Wall Street Journalのインスタグラム(wsj) - 4月24日 08時00分
Fashion designer Ed Mendoza has a straightforward goal for his budding brand: He just wants to make clothes for men that look like him.
“I want to make stuff that fits me, that I don’t feel like is out there as a plus-sized person,” said Mendoza, 30, a recent graduate of the prestigious graduate fashion-design program at London’s Central Saint Martins.
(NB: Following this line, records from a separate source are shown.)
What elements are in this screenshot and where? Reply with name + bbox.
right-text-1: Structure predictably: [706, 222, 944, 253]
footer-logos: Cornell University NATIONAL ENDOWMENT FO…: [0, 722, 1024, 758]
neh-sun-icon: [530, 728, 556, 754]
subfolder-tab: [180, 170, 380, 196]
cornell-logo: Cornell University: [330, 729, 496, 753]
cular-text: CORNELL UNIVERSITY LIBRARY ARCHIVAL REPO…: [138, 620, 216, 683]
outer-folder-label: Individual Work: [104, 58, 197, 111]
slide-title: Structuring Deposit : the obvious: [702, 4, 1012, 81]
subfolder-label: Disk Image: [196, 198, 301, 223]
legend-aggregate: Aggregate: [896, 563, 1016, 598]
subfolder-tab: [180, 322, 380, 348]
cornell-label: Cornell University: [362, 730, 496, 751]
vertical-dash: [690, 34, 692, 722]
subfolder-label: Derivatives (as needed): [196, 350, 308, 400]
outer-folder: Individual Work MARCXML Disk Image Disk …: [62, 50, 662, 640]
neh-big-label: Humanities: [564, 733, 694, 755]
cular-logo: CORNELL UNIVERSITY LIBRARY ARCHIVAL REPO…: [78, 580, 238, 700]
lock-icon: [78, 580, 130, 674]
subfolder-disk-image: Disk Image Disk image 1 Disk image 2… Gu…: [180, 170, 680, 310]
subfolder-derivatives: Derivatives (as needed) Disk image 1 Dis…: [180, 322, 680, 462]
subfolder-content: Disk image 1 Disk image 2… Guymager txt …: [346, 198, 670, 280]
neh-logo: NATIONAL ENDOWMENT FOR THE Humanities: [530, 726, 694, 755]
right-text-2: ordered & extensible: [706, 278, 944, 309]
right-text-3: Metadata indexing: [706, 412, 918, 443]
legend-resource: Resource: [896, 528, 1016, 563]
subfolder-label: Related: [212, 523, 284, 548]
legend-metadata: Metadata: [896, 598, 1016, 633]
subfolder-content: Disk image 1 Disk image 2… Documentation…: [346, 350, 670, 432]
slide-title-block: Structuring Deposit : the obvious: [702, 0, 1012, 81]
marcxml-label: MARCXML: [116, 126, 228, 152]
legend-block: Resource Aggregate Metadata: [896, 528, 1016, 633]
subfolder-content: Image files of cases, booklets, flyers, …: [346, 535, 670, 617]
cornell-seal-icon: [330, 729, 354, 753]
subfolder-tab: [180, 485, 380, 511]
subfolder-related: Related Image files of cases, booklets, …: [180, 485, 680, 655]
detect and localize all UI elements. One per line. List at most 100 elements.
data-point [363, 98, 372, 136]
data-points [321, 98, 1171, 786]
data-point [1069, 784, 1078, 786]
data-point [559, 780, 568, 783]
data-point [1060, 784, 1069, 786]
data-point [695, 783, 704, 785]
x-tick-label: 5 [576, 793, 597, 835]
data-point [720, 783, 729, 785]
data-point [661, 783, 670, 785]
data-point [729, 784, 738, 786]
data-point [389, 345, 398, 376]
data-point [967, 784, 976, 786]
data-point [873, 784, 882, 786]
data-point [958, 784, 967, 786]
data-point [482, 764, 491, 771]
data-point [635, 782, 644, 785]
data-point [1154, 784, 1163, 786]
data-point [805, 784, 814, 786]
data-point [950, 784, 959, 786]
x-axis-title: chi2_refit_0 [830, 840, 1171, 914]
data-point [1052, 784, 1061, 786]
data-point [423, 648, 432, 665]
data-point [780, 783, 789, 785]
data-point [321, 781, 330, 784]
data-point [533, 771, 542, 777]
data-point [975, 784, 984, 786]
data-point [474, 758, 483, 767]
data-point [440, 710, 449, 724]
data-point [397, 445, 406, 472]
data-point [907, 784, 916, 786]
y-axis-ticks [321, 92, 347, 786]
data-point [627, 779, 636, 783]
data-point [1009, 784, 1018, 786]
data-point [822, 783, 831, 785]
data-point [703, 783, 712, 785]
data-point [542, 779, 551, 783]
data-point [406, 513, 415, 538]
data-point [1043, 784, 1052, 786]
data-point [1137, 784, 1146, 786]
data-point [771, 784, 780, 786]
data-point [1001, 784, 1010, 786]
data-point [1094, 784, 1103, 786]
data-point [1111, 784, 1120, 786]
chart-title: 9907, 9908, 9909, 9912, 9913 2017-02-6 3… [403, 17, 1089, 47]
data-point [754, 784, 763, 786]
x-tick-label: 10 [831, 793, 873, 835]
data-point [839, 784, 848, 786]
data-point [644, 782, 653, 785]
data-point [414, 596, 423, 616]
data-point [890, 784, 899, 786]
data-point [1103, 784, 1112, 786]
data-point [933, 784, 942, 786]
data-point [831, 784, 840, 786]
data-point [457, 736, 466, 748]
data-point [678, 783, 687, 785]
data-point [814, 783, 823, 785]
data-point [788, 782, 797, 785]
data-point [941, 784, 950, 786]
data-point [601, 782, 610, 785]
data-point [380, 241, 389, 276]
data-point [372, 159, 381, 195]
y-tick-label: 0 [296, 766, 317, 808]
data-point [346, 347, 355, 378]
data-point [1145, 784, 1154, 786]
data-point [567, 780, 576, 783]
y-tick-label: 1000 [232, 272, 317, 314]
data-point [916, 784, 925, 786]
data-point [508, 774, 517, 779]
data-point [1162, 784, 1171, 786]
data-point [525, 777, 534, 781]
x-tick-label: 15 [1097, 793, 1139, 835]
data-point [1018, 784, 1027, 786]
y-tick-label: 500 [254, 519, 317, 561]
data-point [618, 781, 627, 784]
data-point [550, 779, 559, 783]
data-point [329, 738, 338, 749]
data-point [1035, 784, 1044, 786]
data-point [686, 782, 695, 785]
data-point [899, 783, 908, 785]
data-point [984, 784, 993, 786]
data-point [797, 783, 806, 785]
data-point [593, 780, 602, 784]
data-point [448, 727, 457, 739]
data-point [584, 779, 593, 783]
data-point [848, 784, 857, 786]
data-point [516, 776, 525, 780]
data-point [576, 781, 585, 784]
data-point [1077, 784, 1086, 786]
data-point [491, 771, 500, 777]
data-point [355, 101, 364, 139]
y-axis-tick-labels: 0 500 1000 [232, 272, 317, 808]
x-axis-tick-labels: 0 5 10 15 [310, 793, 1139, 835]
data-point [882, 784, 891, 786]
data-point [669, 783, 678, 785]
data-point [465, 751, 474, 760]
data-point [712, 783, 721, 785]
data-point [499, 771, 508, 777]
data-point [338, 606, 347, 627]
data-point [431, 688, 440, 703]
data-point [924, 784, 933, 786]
There, Mendoza noticed early that the coursework wasn’t exactly tailored to someone with his proportions. He recalled how the first pattern he received to design from was a single, compact size. Mendoza praised the school—and in particular his pattern-cutting tutor Mark Tarbard—for grasping that he wanted to offer a more inclusive range of sizes. Still, he remained his own best advocate in the atelier.
While women’s fashion labels like Christian Siriano and Ganni have made pointed attempts to be more size-inclusive, such strides are a rarity in the men’s luxury market. Most luxury brands offer their fine wool suits and intarsia sweaters in constrained sizes—restricting fuller-framed consumers to accessories and the occasional larger-size T-shirt.
“We want to buy fashion, we don’t want to just buy handbags or buy a belt,” Mendoza said, noting that while many brands taper their production off once the Xs start appearing on the size tag, he begins at a large and fabricates up to a 6XL. The prevailing idea, he said, is that high fashion is only for men of a certain size—but “the door needs to be kicked in.”